It is indeed an important, vital film, confidently conceived and expertly executed, illuminating themes that would dominate the finest films in Kurosawa's exceptional career. The setting is a rancid, jerry-built section of a postwar city, where a filthy, disease-ridden pond functions as a physical threat and also as the film's central symbol of decay. It's in this hardscrabble environment that a brash young gangster (Toshiro Mifune, in the role that made him a star) visits an alcoholic doctor (Takashi Shimura) to have a bullet removed from his hand.

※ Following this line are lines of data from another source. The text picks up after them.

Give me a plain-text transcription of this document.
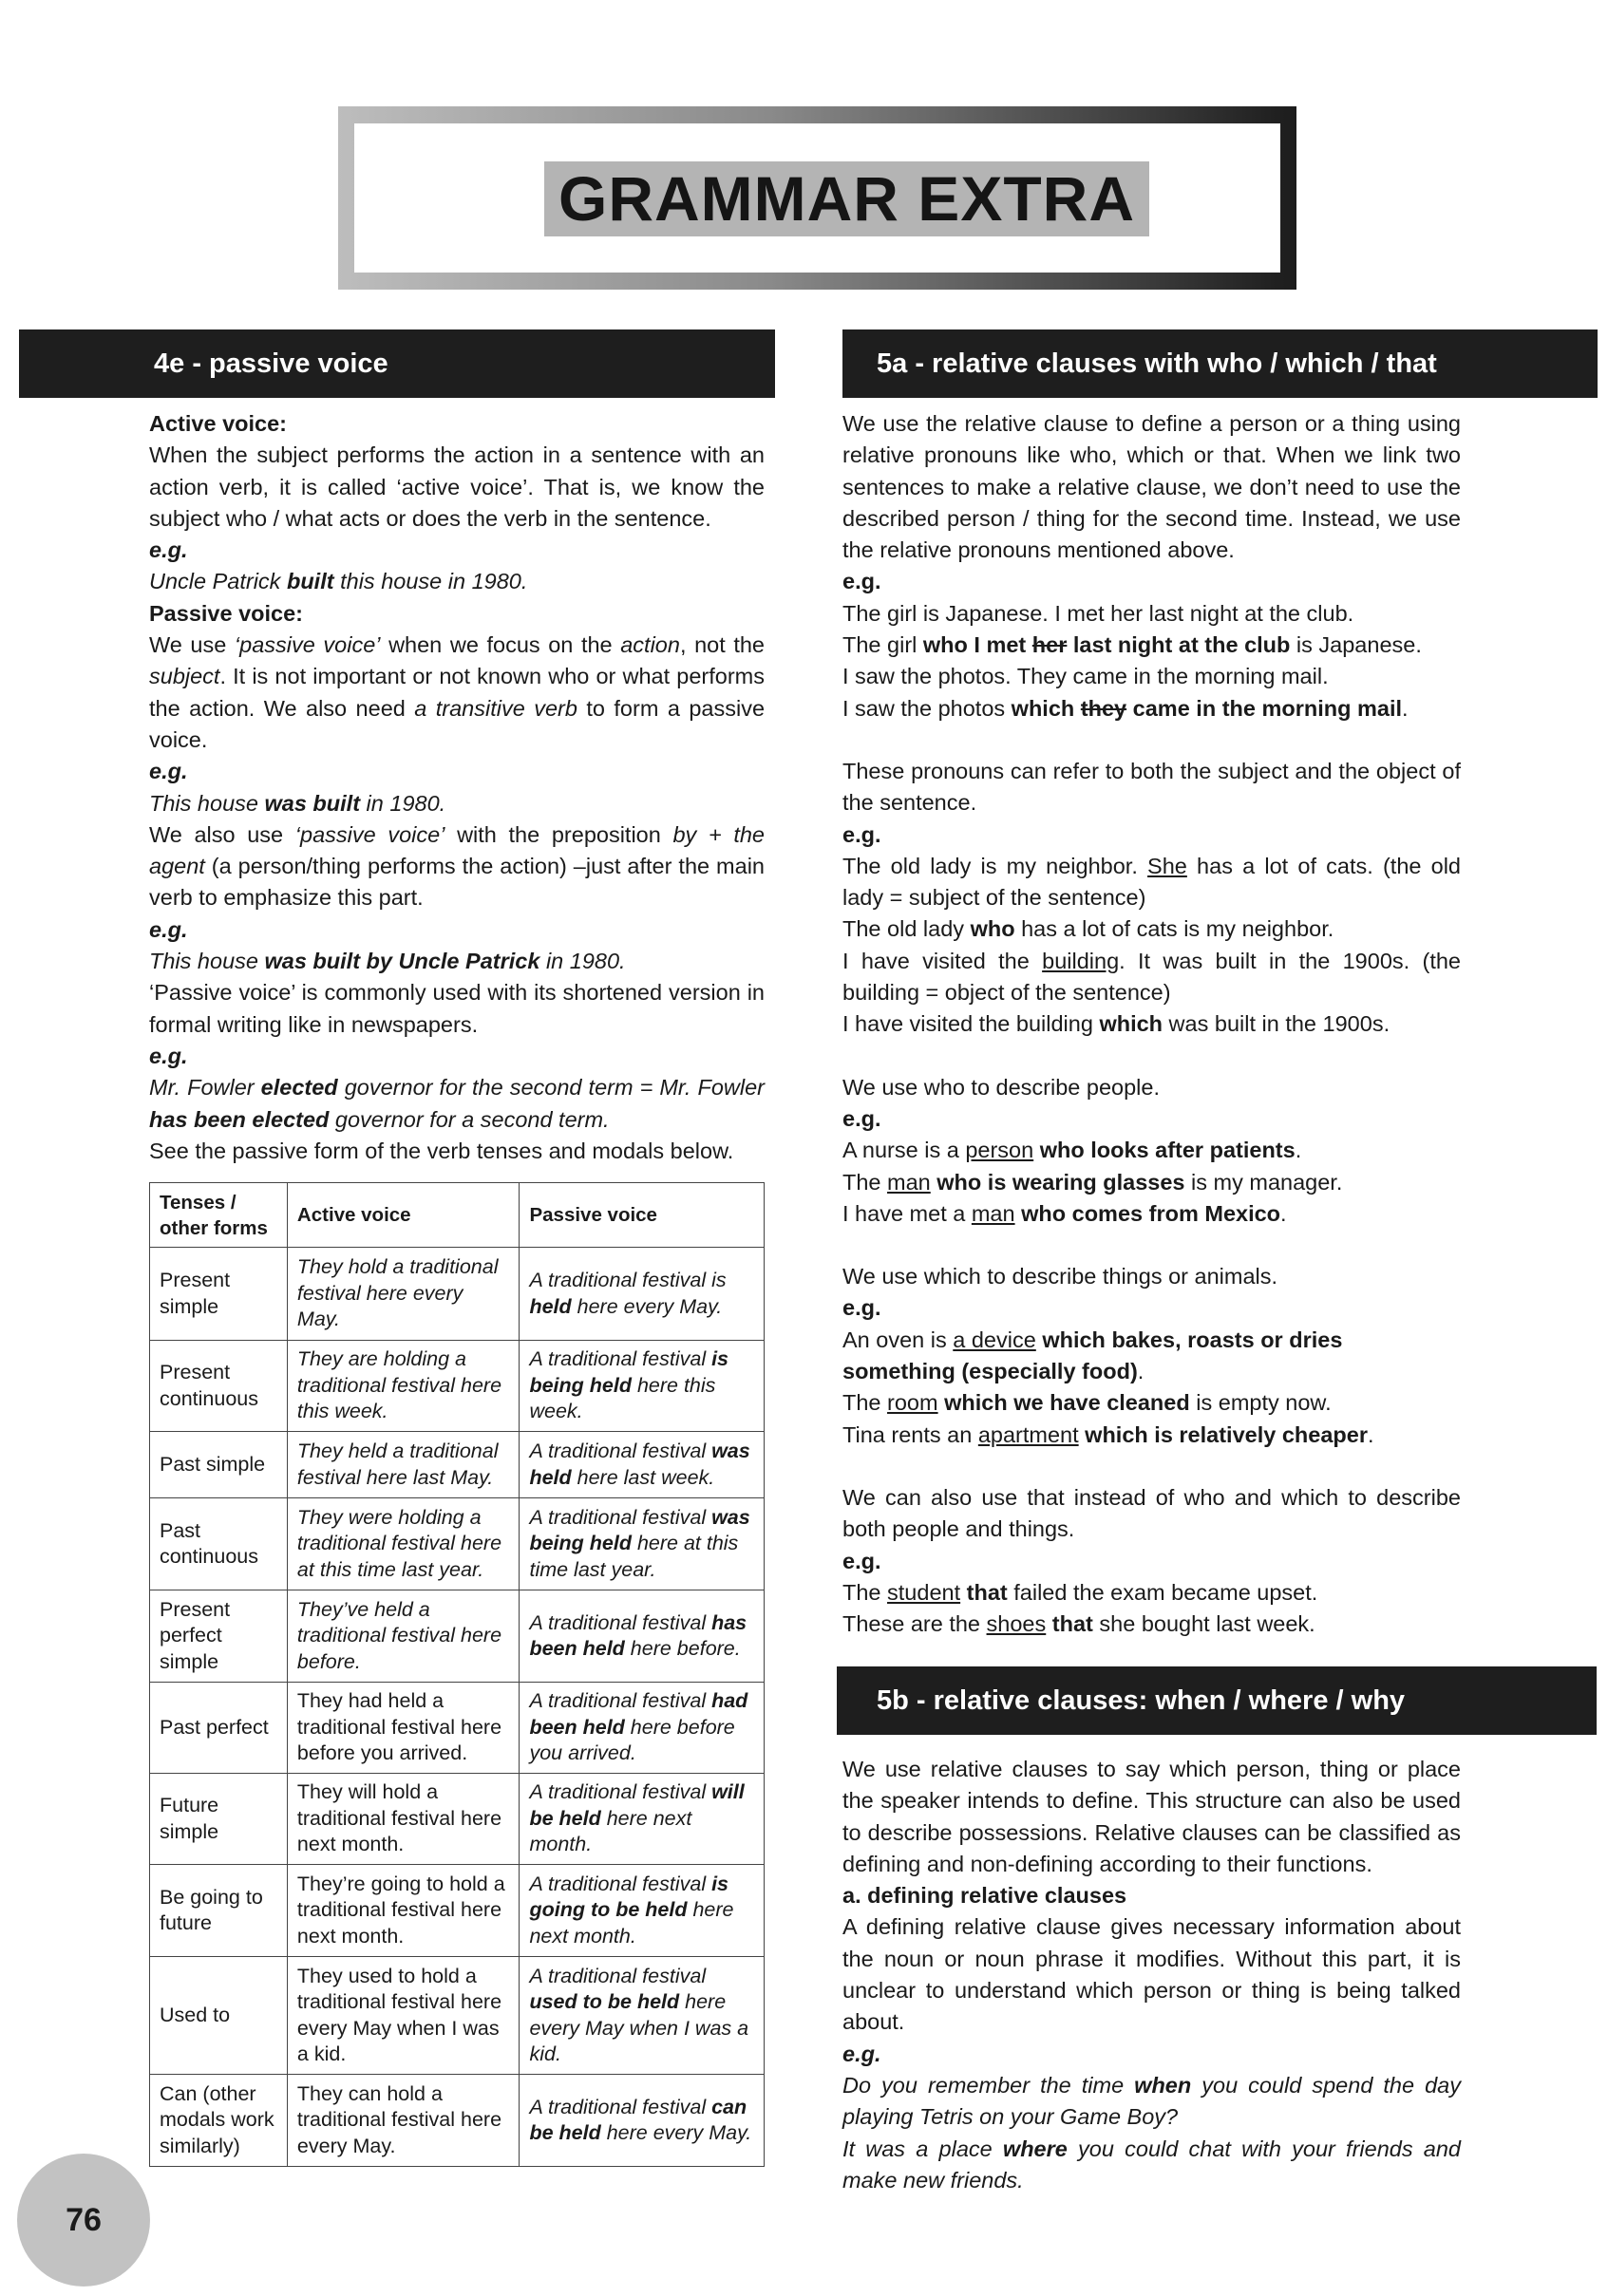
GRAMMAR EXTRA
4e - passive voice

Active voice:

When the subject performs the action in a sentence with an action verb, it is called ‘active voice’. That is, we know the subject who / what acts or does the verb in the sentence.

e.g.

Uncle Patrick built this house in 1980.

Passive voice:

We use ‘passive voice’ when we focus on the action, not the subject. It is not important or not known who or what performs the action. We also need a transitive verb to form a passive voice.

e.g.

This house was built in 1980.

We also use ‘passive voice’ with the preposition by + the agent (a person/thing performs the action) –just after the main verb to emphasize this part.

e.g.

This house was built by Uncle Patrick in 1980.

‘Passive voice’ is commonly used with its shortened version in formal writing like in newspapers.

e.g.

Mr. Fowler elected governor for the second term = Mr. Fowler has been elected governor for a second term.

See the passive form of the verb tenses and modals below.

Tenses / other forms	Active voice	Passive voice
Present simple	They hold a traditional festival here every May.	A traditional festival is held here every May.
Present continuous	They are holding a traditional festival here this week.	A traditional festival is being held here this week.
Past simple	They held a traditional festival here last May.	A traditional festival was held here last week.
Past continuous	They were holding a traditional festival here at this time last year.	A traditional festival was being held here at this time last year.
Present perfect simple	They’ve held a traditional festival here before.	A traditional festival has been held here before.
Past perfect	They had held a traditional festival here before you arrived.	A traditional festival had been held here before you arrived.
Future simple	They will hold a traditional festival here next month.	A traditional festival will be held here next month.
Be going to future	They’re going to hold a traditional festival here next month.	A traditional festival is going to be held here next month.
Used to	They used to hold a traditional festival here every May when I was a kid.	A traditional festival used to be held here every May when I was a kid.
Can (other modals work similarly)	They can hold a traditional festival here every May.	A traditional festival can be held here every May.
76
5a - relative clauses with who / which / that

We use the relative clause to define a person or a thing using relative pronouns like who, which or that. When we link two sentences to make a relative clause, we don’t need to use the described person / thing for the second time. Instead, we use the relative pronouns mentioned above.

e.g.

The girl is Japanese. I met her last night at the club.

The girl who I met her last night at the club is Japanese.

I saw the photos. They came in the morning mail.

I saw the photos which they came in the morning mail.

These pronouns can refer to both the subject and the object of the sentence.

e.g.

The old lady is my neighbor. She has a lot of cats. (the old lady = subject of the sentence)

The old lady who has a lot of cats is my neighbor.

I have visited the building. It was built in the 1900s. (the building = object of the sentence)

I have visited the building which was built in the 1900s.

We use who to describe people.

e.g.

A nurse is a person who looks after patients.

The man who is wearing glasses is my manager.

I have met a man who comes from Mexico.

We use which to describe things or animals.

e.g.

An oven is a device which bakes, roasts or dries something (especially food).

The room which we have cleaned is empty now.

Tina rents an apartment which is relatively cheaper.

We can also use that instead of who and which to describe both people and things.

e.g.

The student that failed the exam became upset.

These are the shoes that she bought last week.

5b - relative clauses: when / where / why

We use relative clauses to say which person, thing or place the speaker intends to define. This structure can also be used to describe possessions. Relative clauses can be classified as defining and non-defining according to their functions.

a. defining relative clauses

A defining relative clause gives necessary information about the noun or noun phrase it modifies. Without this part, it is unclear to understand which person or thing is being talked about.

e.g.

Do you remember the time when you could spend the day playing Tetris on your Game Boy?

It was a place where you could chat with your friends and make new friends.
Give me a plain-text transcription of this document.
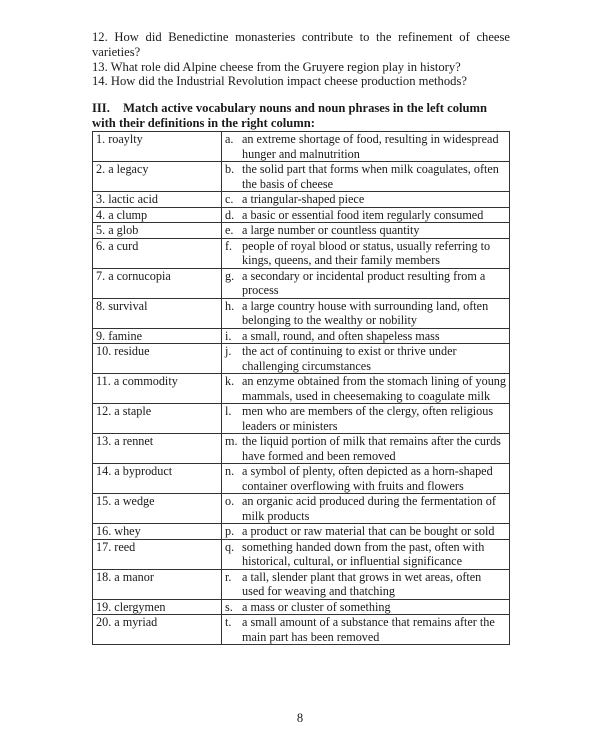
12. How did Benedictine monasteries contribute to the refinement of cheese varieties?

13. What role did Alpine cheese from the Gruyere region play in history?

14. How did the Industrial Revolution impact cheese production methods?

III. Match active vocabulary nouns and noun phrases in the left column with their definitions in the right column:
1. roaylty	a. an extreme shortage of food, resulting in widespread hunger and malnutrition

2. a legacy	b. the solid part that forms when milk coagulates, often the basis of cheese

3. lactic acid	c. a triangular-shaped piece

4. a clump	d. a basic or essential food item regularly consumed

5. a glob	e. a large number or countless quantity

6. a curd	f. people of royal blood or status, usually referring to kings, queens, and their family members

7. a cornucopia	g. a secondary or incidental product resulting from a process

8. survival	h. a large country house with surrounding land, often belonging to the wealthy or nobility

9. famine	i. a small, round, and often shapeless mass

10. residue	j. the act of continuing to exist or thrive under challenging circumstances

11. a commodity	k. an enzyme obtained from the stomach lining of young mammals, used in cheesemaking to coagulate milk

12. a staple	l. men who are members of the clergy, often religious leaders or ministers

13. a rennet	m. the liquid portion of milk that remains after the curds have formed and been removed

14. a byproduct	n. a symbol of plenty, often depicted as a horn-shaped container overflowing with fruits and flowers

15. a wedge	o. an organic acid produced during the fermentation of milk products

16. whey	p. a product or raw material that can be bought or sold

17. reed	q. something handed down from the past, often with historical, cultural, or influential significance

18. a manor	r. a tall, slender plant that grows in wet areas, often used for weaving and thatching

19. clergymen	s. a mass or cluster of something

20. a myriad	t. a small amount of a substance that remains after the main part has been removed
8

The doctor discovers that the hot-tempered thug is also doomed by tuberculosis, seen here as the physical manifestation of the gangster's moral decay. The doctor is himself diseased by his drinking, and as these clashing men struggle to make some kind of difference in their pathetic lives (spurned by the return from prison of a ruthless yakuza boss), Kurosawa makes unlikely heroes of them both--men who undergo a personal transformation in a vile and violent world.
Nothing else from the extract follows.